En ce début d’année, il est bon de se souvenir que la laïcité n’est pas un cadeau tombé du ciel. Elle est le résultat d’une longue évolution de la pensée dont l’aventure commence vraiment avec le concept de tolérance développé au XVIIIe siècle par Locke.
Au sortir des guerres de religion, celui-ci repose sur deux célèbres propositions:
- Nul n’est tenu d’avoir une religion plutôt qu’une autre.
- Nul n’est tenu de n’en avoir aucune.
C’est un progrès considérable puisque le citoyen n’est plus tenu d’appartenir à la religion du roi. Il demeure que si vous êtes libre de choisir votre religion, c’est à la condition d’en avoir une. L’athée n’est donc pas toléré.
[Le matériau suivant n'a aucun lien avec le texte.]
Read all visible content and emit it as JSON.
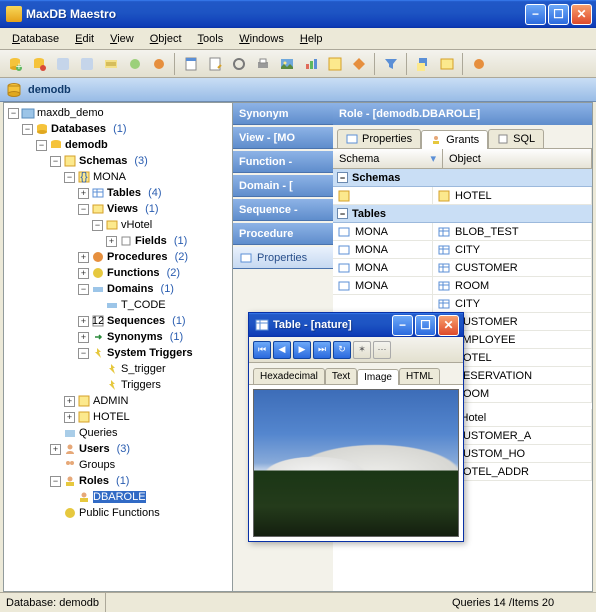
{
  "window": {
    "title": "MaxDB Maestro"
  },
  "menu": [
    "Database",
    "Edit",
    "View",
    "Object",
    "Tools",
    "Windows",
    "Help"
  ],
  "dbbar": {
    "name": "demodb"
  },
  "tree": {
    "root": "maxdb_demo",
    "databases": {
      "label": "Databases",
      "count": "(1)"
    },
    "demodb": "demodb",
    "schemas": {
      "label": "Schemas",
      "count": "(3)"
    },
    "mona": "MONA",
    "tables": {
      "label": "Tables",
      "count": "(4)"
    },
    "views": {
      "label": "Views",
      "count": "(1)"
    },
    "vhotel": "vHotel",
    "fields": {
      "label": "Fields",
      "count": "(1)"
    },
    "procedures": {
      "label": "Procedures",
      "count": "(2)"
    },
    "functions": {
      "label": "Functions",
      "count": "(2)"
    },
    "domains": {
      "label": "Domains",
      "count": "(1)"
    },
    "tcode": "T_CODE",
    "sequences": {
      "label": "Sequences",
      "count": "(1)"
    },
    "synonyms": {
      "label": "Synonyms",
      "count": "(1)"
    },
    "systriggers": "System Triggers",
    "strigger": "S_trigger",
    "triggers": "Triggers",
    "admin": "ADMIN",
    "hotel": "HOTEL",
    "queries": "Queries",
    "users": {
      "label": "Users",
      "count": "(3)"
    },
    "groups": "Groups",
    "roles": {
      "label": "Roles",
      "count": "(1)"
    },
    "dbarole": "DBAROLE",
    "pubfunc": "Public Functions"
  },
  "stacktabs": [
    "Synonym",
    "View - [MO",
    "Function -",
    "Domain - [",
    "Sequence -",
    "Procedure"
  ],
  "propTab": "Properties",
  "role": {
    "title": "Role - [demodb.DBAROLE]",
    "tabs": [
      "Properties",
      "Grants",
      "SQL"
    ],
    "col_schema": "Schema",
    "col_object": "Object",
    "sections": {
      "schemas": "Schemas",
      "tables": "Tables"
    },
    "rows": [
      {
        "schema": "",
        "object": "HOTEL"
      },
      {
        "schema": "MONA",
        "object": "BLOB_TEST"
      },
      {
        "schema": "MONA",
        "object": "CITY"
      },
      {
        "schema": "MONA",
        "object": "CUSTOMER"
      },
      {
        "schema": "MONA",
        "object": "ROOM"
      },
      {
        "schema": "",
        "object": "CITY"
      },
      {
        "schema": "",
        "object": "CUSTOMER"
      },
      {
        "schema": "",
        "object": "EMPLOYEE"
      },
      {
        "schema": "",
        "object": "HOTEL"
      },
      {
        "schema": "",
        "object": "RESERVATION"
      },
      {
        "schema": "",
        "object": "ROOM"
      }
    ],
    "views_rows": [
      {
        "object": "vHotel"
      },
      {
        "object": "CUSTOMER_A"
      },
      {
        "object": "CUSTOM_HO"
      },
      {
        "object": "HOTEL_ADDR"
      }
    ]
  },
  "child": {
    "title": "Table - [nature]",
    "tabs": [
      "Hexadecimal",
      "Text",
      "Image",
      "HTML"
    ]
  },
  "status": {
    "left": "Database: demodb",
    "right": "Queries 14 /Items 20"
  }
}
Avec un homme sans foi, par définition sans loi, il ne serait pas possible de construire du lien social.
En traversant le channel, le concept va subir l’influence des Lumières et s’élargir à une troisième proposition. Il se déclinera dorénavant comme suit:
- Nul n’est tenu d’avoir une religion plutôt qu’une autre.
- Nul n’est tenu de n’en avoir aucune.
- Nul n’est tenu d’en avoir une, plutôt qu’aucune.
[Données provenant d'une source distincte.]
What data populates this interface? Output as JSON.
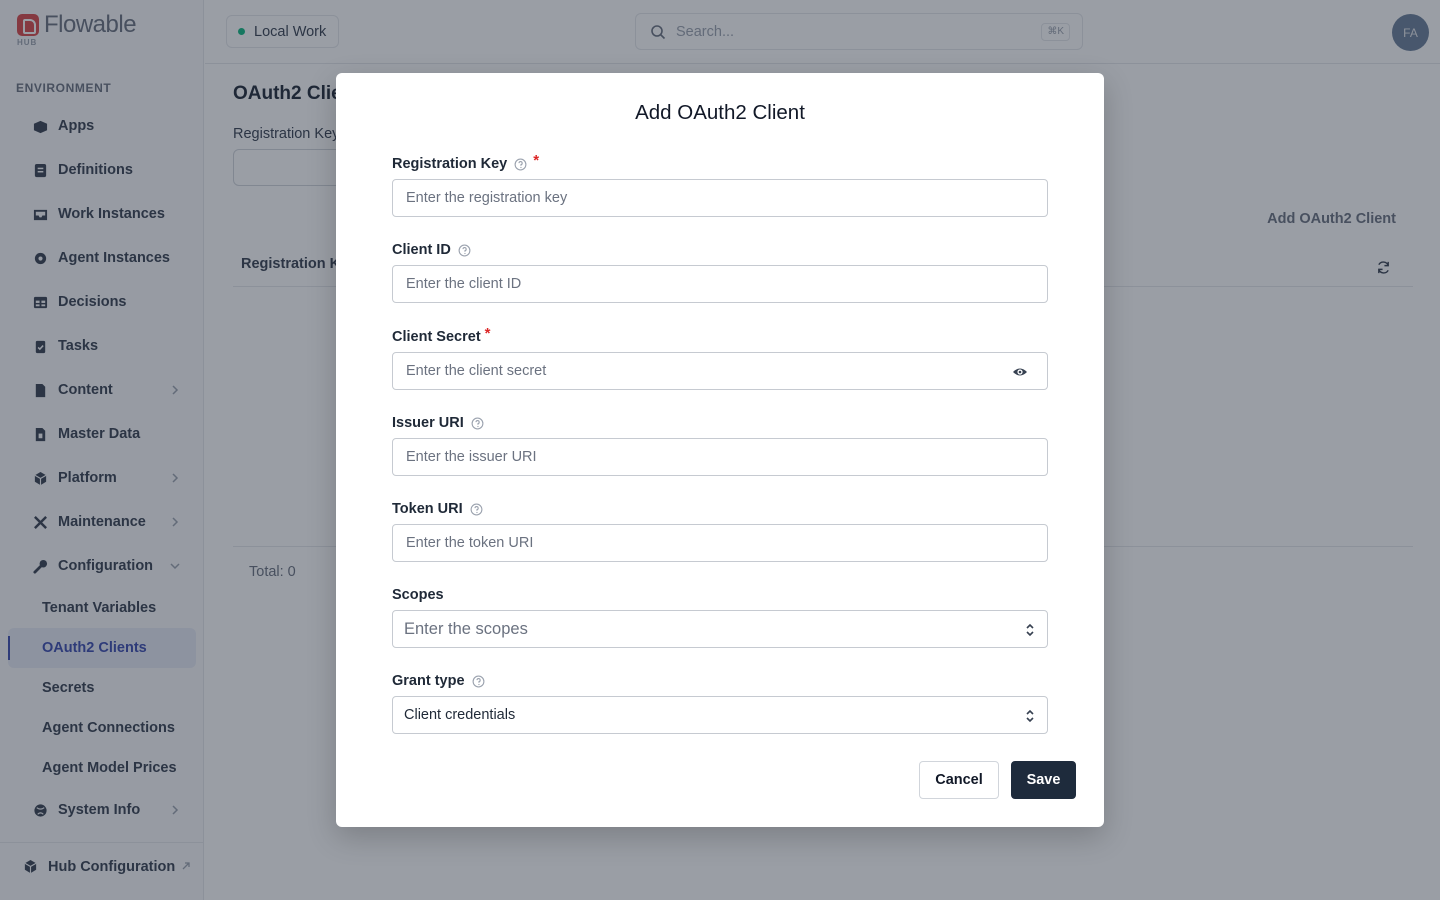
{
  "brand": {
    "name": "Flowable",
    "sub": "HUB"
  },
  "sidebar": {
    "section_label": "ENVIRONMENT",
    "items": [
      {
        "label": "Apps",
        "icon": "apps-icon"
      },
      {
        "label": "Definitions",
        "icon": "definitions-icon"
      },
      {
        "label": "Work Instances",
        "icon": "inbox-icon"
      },
      {
        "label": "Agent Instances",
        "icon": "agent-icon"
      },
      {
        "label": "Decisions",
        "icon": "table-icon"
      },
      {
        "label": "Tasks",
        "icon": "clipboard-icon"
      },
      {
        "label": "Content",
        "icon": "file-icon",
        "expandable": true
      },
      {
        "label": "Master Data",
        "icon": "database-icon"
      },
      {
        "label": "Platform",
        "icon": "cube-icon",
        "expandable": true
      },
      {
        "label": "Maintenance",
        "icon": "tools-icon",
        "expandable": true
      },
      {
        "label": "Configuration",
        "icon": "wrench-icon",
        "expanded": true
      }
    ],
    "sub_items": [
      {
        "label": "Tenant Variables"
      },
      {
        "label": "OAuth2 Clients",
        "active": true
      },
      {
        "label": "Secrets"
      },
      {
        "label": "Agent Connections"
      },
      {
        "label": "Agent Model Prices"
      }
    ],
    "system_info": "System Info",
    "hub_configuration": "Hub Configuration"
  },
  "topbar": {
    "workspace": "Local Work",
    "search_placeholder": "Search...",
    "search_shortcut": "⌘K",
    "avatar_initials": "FA"
  },
  "page": {
    "title": "OAuth2 Clie",
    "filter_label": "Registration Key",
    "add_button": "Add OAuth2 Client",
    "table_header": "Registration K",
    "total": "Total: 0"
  },
  "modal": {
    "title": "Add OAuth2 Client",
    "fields": {
      "registration_key": {
        "label": "Registration Key",
        "placeholder": "Enter the registration key"
      },
      "client_id": {
        "label": "Client ID",
        "placeholder": "Enter the client ID"
      },
      "client_secret": {
        "label": "Client Secret",
        "placeholder": "Enter the client secret"
      },
      "issuer_uri": {
        "label": "Issuer URI",
        "placeholder": "Enter the issuer URI"
      },
      "token_uri": {
        "label": "Token URI",
        "placeholder": "Enter the token URI"
      },
      "scopes": {
        "label": "Scopes",
        "placeholder": "Enter the scopes"
      },
      "grant_type": {
        "label": "Grant type",
        "value": "Client credentials"
      }
    },
    "required_mark": "*",
    "cancel_label": "Cancel",
    "save_label": "Save"
  },
  "colors": {
    "accent": "#3b4bb0",
    "primary_button": "#1e2b3c",
    "required": "#dc2626",
    "status_dot": "#10b981",
    "brand_mark": "#d9484a"
  }
}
Comme le relève Catherine Kintzler, nous sommes alors très proches de la laïcité. Mais, pas encore. Pour y accéder, outre ce régime de liberté, il faudra ajouter une exigence supplémentaire: l’impartialité du Prince.
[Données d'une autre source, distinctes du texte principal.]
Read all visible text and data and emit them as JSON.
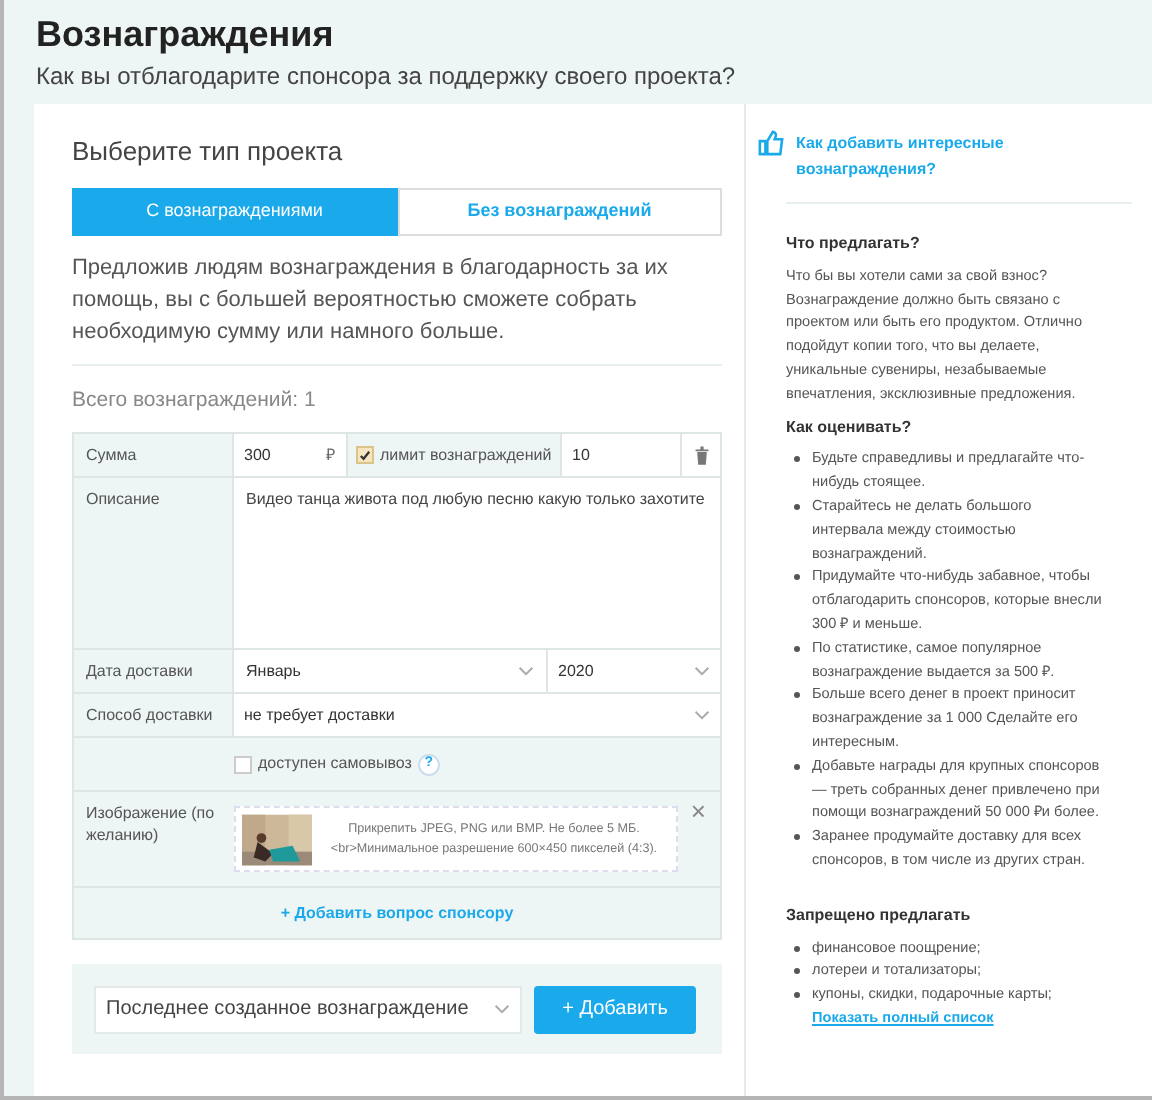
{
  "header": {
    "title": "Вознаграждения",
    "subtitle": "Как вы отблагодарите спонсора за поддержку своего проекта?"
  },
  "project_type": {
    "label": "Выберите тип проекта",
    "tabs": [
      {
        "label": "С вознаграждениями",
        "selected": true
      },
      {
        "label": "Без вознаграждений",
        "selected": false
      }
    ]
  },
  "intro": "Предложив людям вознаграждения в благодарность за их помощь, вы с большей вероятностью сможете собрать необходимую сумму или намного больше.",
  "total": "Всего вознаграждений: 1",
  "reward": {
    "amount_label": "Сумма",
    "amount": "300",
    "currency": "₽",
    "limit": {
      "label": "лимит вознаграждений",
      "checked": true
    },
    "limit_value": "10",
    "description_label": "Описание",
    "description": "Видео танца живота под любую песню какую только захотите",
    "date_label": "Дата доставки",
    "month": "Январь",
    "year": "2020",
    "delivery_label": "Способ доставки",
    "delivery": "не требует доставки",
    "pickup": {
      "label": "доступен самовывоз",
      "checked": false,
      "help": "?"
    },
    "image_label": "Изображение (по желанию)",
    "image_hint": "Прикрепить JPEG, PNG или BMP. Не более 5 МБ. <br>Минимальное разрешение 600×450 пикселей (4:3).",
    "image_close": "×",
    "add_question": "+ Добавить вопрос спонсору"
  },
  "footer": {
    "template": "Последнее созданное вознаграждение",
    "add_button": "+ Добавить"
  },
  "sidebar": {
    "link": "Как добавить интересные вознаграждения?",
    "sections": [
      {
        "title": "Что предлагать?",
        "text": "Что бы вы хотели сами за свой взнос? Вознаграждение должно быть связано с проектом или быть его продуктом. Отлично подойдут копии того, что вы делаете, уникальные сувениры, незабываемые впечатления, эксклюзивные предложения."
      },
      {
        "title": "Как оценивать?",
        "items": [
          "Будьте справедливы и предлагайте что-нибудь стоящее.",
          "Старайтесь не делать большого интервала между стоимостью вознаграждений.",
          "Придумайте что-нибудь забавное, чтобы отблагодарить спонсоров, которые внесли 300 ₽ и меньше.",
          "По статистике, самое популярное вознаграждение выдается за 500 ₽.",
          "Больше всего денег в проект приносит вознаграждение за 1 000  Сделайте его интересным.",
          "Добавьте награды для крупных спонсоров — треть собранных денег привлечено при помощи вознаграждений 50 000 ₽и более.",
          "Заранее продумайте доставку для всех спонсоров, в том числе из других стран."
        ]
      },
      {
        "title": "Запрещено предлагать",
        "items": [
          "финансовое поощрение;",
          "лотереи и тотализаторы;",
          "купоны, скидки, подарочные карты;"
        ]
      }
    ],
    "show_all": "Показать полный список"
  }
}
La liberté ne suffit plus. Elle doit être garantie au citoyen qui en devient le juste créancier et exige l’émancipation notamment par le partage des savoirs. L’accès à l’école moderne, l’école mixte, gratuite et obligatoire pour tous, celle défendue par Francisco Ferrer et bien d’autres, celle de la Ligue de l’enseignement en Belgique d’abord, en France et en Espagne ensuite, constituera l’épicentre de la bataille des XIXe et XXe siècles. Celle-ci n’est pas terminée.
La laïcité, celle que nous défendons, n’est donc pas un concept à géométrie variable. Elle a une histoire et une définition. Elle ne se réduit pas comme certains le prétendent à une mouvance plurielle, une auberge espagnole où chacun, de l’extrême droite à une certaine gauche plus partisane qu’universaliste, «neutraliste» ou «tolérant», «traditionaliste» ou «politique», veut la qualifier à son avantage, d’ouverte ou fermée, de bonne ou mauvaise, voire de politique ou philosophique…
Par laïcité, nous entendons le principe humaniste qui fonde le régime des libertés et des droits humains sur l’impartialité d’un pouvoir civil démocratique qui s’oblige à contribuer à l’émancipation des citoyens. La laïcité n’est donc pas plurielle dans sa définition. L’adjectiver revient à la dénaturer.
Nous la voulons sans attribut, minimaliste, distincte de l’infinité des actions qu’elle peut fonder, ces actions que vous menez, chacune et chacun, chaque jour. Seules celles-ci sont plurielles, fonction du contexte, du moment et du lieu, des personnes et de leur besoin d’émancipation.